By Christmas, my husband was struggling. He liked how I looked. Slimmer. Less bloated. Younger. But he didn’t like who I was becoming.
He wasn’t supportive. He pushed. Joked. Sulked. Drank more. Alcohol had always been the glue of our marriage and without it, there was nothing to distract us from the fact we didn’t really know how to be together.
That New Year’s Eve, I stood there sober while everyone else toasted. The silences between us felt unbearable. By January, we were barely talking. By March, we were separated.
Almost a year on, I’m starting another sober year.
Christmas just gone was strange in a quiet way. We did it together for the kids, who are mostly adults now but still needed things to look familiar. Same house. Same food. Same jokes. But everything felt slightly off, like a set that had been rebuilt after a fire.
We didn’t want to be around the wider family. It was too new, too exhausting.
Ironically, both sets of parents were devastated by the split. I always assumed they’d be relieved.
I watched everyone drink and felt a mix of relief and grief. Relief that I wasn’t waking up foggy or ashamed. Grief for the woman I used to be, the one who laughed louder after a few wines and smoothed over cracks with another pour. I could see how much effort it took my husband to pretend things were normal. I could also see how impossible it would be to ever go back.

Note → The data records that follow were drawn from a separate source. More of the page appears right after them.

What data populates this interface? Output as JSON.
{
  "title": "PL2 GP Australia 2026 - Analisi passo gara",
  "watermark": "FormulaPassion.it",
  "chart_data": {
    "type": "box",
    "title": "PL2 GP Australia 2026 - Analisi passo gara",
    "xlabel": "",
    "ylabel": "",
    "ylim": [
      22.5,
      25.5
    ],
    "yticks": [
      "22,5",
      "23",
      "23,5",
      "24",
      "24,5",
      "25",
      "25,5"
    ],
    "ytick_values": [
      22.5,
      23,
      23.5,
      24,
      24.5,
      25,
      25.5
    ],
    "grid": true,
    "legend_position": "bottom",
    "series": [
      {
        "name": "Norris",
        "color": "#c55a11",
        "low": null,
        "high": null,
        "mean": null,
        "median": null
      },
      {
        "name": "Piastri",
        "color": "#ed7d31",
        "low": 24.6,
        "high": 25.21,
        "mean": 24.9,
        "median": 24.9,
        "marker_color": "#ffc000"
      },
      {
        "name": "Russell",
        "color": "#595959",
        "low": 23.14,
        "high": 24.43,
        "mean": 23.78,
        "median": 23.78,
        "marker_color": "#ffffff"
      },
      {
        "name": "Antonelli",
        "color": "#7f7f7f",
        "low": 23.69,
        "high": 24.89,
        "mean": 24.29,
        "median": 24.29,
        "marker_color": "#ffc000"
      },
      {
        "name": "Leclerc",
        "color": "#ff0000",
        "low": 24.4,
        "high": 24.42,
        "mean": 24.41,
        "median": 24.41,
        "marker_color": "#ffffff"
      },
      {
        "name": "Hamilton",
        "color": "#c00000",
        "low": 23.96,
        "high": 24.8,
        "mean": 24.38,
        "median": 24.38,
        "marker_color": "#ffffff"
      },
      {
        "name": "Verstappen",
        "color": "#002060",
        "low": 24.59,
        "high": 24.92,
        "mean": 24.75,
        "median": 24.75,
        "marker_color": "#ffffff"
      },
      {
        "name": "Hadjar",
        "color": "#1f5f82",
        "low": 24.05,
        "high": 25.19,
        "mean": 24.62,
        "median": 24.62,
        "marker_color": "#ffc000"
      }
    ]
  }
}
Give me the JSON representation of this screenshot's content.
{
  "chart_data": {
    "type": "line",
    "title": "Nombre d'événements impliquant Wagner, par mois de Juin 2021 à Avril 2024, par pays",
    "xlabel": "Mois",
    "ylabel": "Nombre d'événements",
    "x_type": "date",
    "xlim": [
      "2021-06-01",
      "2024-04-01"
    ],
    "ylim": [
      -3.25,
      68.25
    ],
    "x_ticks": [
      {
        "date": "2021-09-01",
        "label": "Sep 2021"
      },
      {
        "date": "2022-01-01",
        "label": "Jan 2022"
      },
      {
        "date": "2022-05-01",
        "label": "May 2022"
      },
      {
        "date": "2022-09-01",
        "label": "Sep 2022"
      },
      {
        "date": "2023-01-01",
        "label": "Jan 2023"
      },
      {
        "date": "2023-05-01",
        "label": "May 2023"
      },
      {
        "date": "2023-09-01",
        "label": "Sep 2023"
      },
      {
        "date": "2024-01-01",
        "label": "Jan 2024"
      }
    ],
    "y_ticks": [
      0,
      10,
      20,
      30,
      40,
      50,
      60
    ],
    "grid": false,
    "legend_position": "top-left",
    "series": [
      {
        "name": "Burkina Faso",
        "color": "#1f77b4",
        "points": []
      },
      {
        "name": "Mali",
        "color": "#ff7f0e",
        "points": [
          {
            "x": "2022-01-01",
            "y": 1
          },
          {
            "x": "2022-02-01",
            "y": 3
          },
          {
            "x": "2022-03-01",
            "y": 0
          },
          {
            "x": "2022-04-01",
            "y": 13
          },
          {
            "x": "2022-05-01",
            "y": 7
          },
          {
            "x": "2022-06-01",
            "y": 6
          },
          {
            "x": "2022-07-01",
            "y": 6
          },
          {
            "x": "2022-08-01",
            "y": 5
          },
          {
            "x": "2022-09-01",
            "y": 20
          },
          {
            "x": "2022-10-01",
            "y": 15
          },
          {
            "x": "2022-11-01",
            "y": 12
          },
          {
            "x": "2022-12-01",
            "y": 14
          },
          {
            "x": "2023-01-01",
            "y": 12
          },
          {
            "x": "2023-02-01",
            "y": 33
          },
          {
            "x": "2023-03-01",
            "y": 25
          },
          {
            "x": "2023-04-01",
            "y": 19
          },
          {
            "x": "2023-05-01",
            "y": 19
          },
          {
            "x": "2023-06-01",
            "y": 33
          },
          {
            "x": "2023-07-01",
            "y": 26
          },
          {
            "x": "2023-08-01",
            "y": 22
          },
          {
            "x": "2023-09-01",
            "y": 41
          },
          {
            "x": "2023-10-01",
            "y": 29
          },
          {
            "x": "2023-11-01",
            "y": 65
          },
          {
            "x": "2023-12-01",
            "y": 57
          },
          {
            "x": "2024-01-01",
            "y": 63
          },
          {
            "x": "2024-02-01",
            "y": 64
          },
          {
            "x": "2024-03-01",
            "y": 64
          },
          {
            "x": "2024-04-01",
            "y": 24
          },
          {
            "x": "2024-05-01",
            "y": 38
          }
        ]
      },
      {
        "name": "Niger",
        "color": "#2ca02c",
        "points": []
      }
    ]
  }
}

On New Years’ Eve there was no big party. No countdown surrounded by noise and booze. I was at home, in bed early. I woke up clear-headed and steady, without the dread that used to creep in on January 1.
I don’t feel triumphant about what I lost. I still mourn the marriage I thought I had. The story I told myself about growing old together. But I also know, with a certainty I’ve never had before, that staying sober saved me. It gave me my mind back. It gave me honesty. It gave me a future that doesn’t depend on numbing myself to survive it.
Quitting alcohol didn’t just change my marriage. It showed me what it was really made of.